El delicado poder de su historia, estimado amigo, está en descubrir que todos
nosotros poseemos una parte malvada, oculta y deforme –como usted-; en mostrar
el poder de nuestros impulsos –en un anticipo del inconsciente freudiano y, en
realidad, en una personificación del “ello” psicoanalítico-; y, en definitiva,
en hacernos ver que somos tanto hijos del demonio como de Dios mismo.

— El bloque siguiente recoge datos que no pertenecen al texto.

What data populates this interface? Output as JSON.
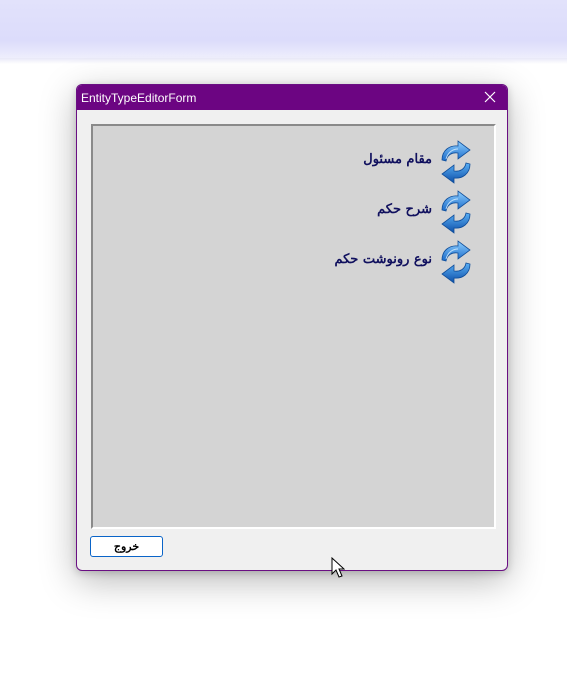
{
  "window": {
    "title": "EntityTypeEditorForm"
  },
  "items": [
    {
      "label": "مقام مسئول",
      "icon": "refresh-arrows-icon"
    },
    {
      "label": "شرح حکم",
      "icon": "refresh-arrows-icon"
    },
    {
      "label": "نوع رونوشت حکم",
      "icon": "refresh-arrows-icon"
    }
  ],
  "footer": {
    "exit_label": "خروج"
  },
  "colors": {
    "titlebar": "#6c0582",
    "panel": "#d4d4d4",
    "item_text": "#10105e",
    "button_border": "#0a64c8"
  }
}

Para los anales de la ciencia, puede parecer que su caso no es sino la
dramatización de un síntoma específico, la personalidad múltiple, que comenzó a
ser diagnosticada por primera vez justo a mediados del siglo XIX. En efecto, su
caso hace pensar en esas “personalidades escindidas” o “disociadas”, como se
les conoce en la terminología psiquiátrica moderna, que permiten que una mente
se divida en dos o más compartimientos, sin otra relación aparente entre ellos
más que el habitar un mismo cuerpo. Adelantándose a las especulaciones
psicoanalíticas de Freud y Jung. Stevenson le describe a usted justo como una
“parcela” de Jekyll, como un lado oscuro que poco a poco se va apoderando del
tiempo que también le pertenece a este. Es como si la maldad fuera, por su
propia naturaleza, superior en fuerzas al bien, de modo que el equilibrio se
rompe con facilidad y la personalidad dividida de Jekyll lo lleva,
inexorablemente, a encarnarse todo el tiempo en usted, querido Hyde.

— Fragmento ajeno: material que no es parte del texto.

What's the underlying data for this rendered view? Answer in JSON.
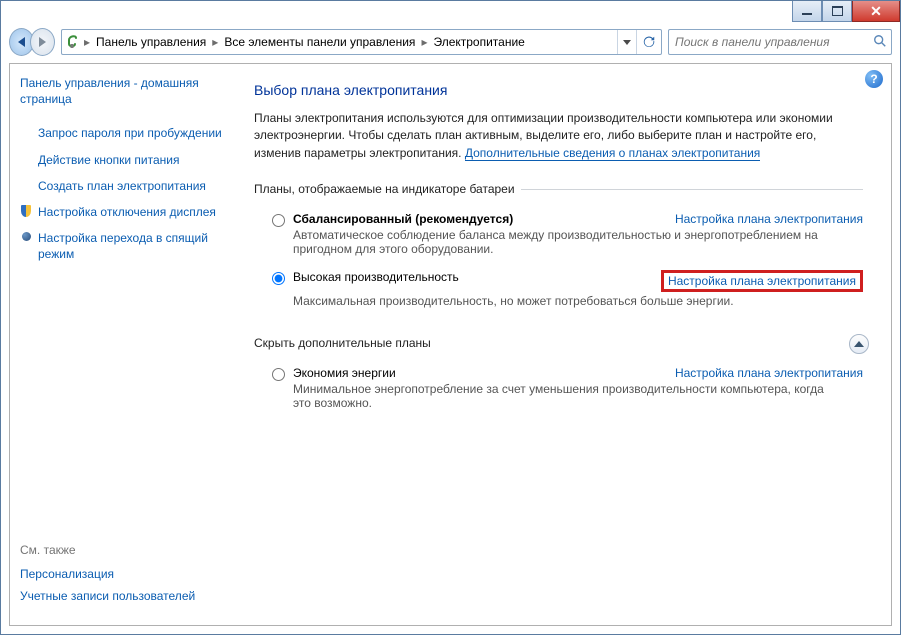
{
  "window": {
    "min_tip": "Свернуть",
    "max_tip": "Развернуть",
    "close_tip": "Закрыть"
  },
  "breadcrumbs": [
    "Панель управления",
    "Все элементы панели управления",
    "Электропитание"
  ],
  "search": {
    "placeholder": "Поиск в панели управления"
  },
  "sidebar": {
    "home": "Панель управления - домашняя страница",
    "items": [
      "Запрос пароля при пробуждении",
      "Действие кнопки питания",
      "Создать план электропитания",
      "Настройка отключения дисплея",
      "Настройка перехода в спящий режим"
    ],
    "seealso_hdr": "См. также",
    "seealso": [
      "Персонализация",
      "Учетные записи пользователей"
    ]
  },
  "main": {
    "heading": "Выбор плана электропитания",
    "intro_pref": "Планы электропитания используются для оптимизации производительности компьютера или экономии электроэнергии. Чтобы сделать план активным, выделите его, либо выберите план и настройте его, изменив параметры электропитания. ",
    "intro_link": "Дополнительные сведения о планах электропитания",
    "group1_legend": "Планы, отображаемые на индикаторе батареи",
    "group2_legend": "Скрыть дополнительные планы",
    "change_link": "Настройка плана электропитания",
    "plans_a": [
      {
        "title": "Сбалансированный (рекомендуется)",
        "desc": "Автоматическое соблюдение баланса между производительностью и энергопотреблением на пригодном для этого оборудовании.",
        "sel": false,
        "bold": true
      },
      {
        "title": "Высокая производительность",
        "desc": "Максимальная производительность, но может потребоваться больше энергии.",
        "sel": true,
        "bold": false,
        "hi": true
      }
    ],
    "plans_b": [
      {
        "title": "Экономия энергии",
        "desc": "Минимальное энергопотребление за счет уменьшения производительности компьютера, когда это возможно.",
        "sel": false
      }
    ]
  }
}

Sin embargo, no creo que estos pareceres técnicos basten para explicar
la fascinación que despierta su caso y, por lo tanto, la eficacia de su
defensa. Stevenson no ha pretendido
hacer un retrato clínico, ni siquiera un relato fantástico, sino más bien un diagnóstico,
una metáfora del alma humana. Usted, Hyde, es acusado por ser un recipiente de todo aquello que
detestamos y odiamos de nosotros, de todos nuestros vicios y nuestros pecados[8].
Y ello, debo decirlo claramente, no es justo. Atacamos la parte sin darnos
cuenta de que el verdadero mal –la curiosidad desmedida, como el Paraíso
terrenal, el ansia de sabiduría y la equiparación con Dios- está en Jekyll, es
decir, en la causa y el recipiente de todas estas pestes. Usted, querido Hyde, es “el mal mismo”, pero no por propia voluntad,
sino porque así lo demanda su naturaleza; no puede ser, de hecho, de otra
manera.
Jekyll, en cambio, es quien ha tomado las decisiones; quien ha tentado a
los demonios; y quien se ha arriesgado a bajar al infierno de sus propias
pasiones. Su aventura, llena de coraje,
hay que reconocerlo, es la que debe ser castigada, como es castigado Adán o
ese moderno Prometeo que es el doctor Frankestein, su émulo. Usted en cambio,
como el monstruo de Mary Shelley, solo merece nuestra misericordia y nuestro
perdón. Y eso es lo que pretendo conseguir de los tribunales de Su Majestad.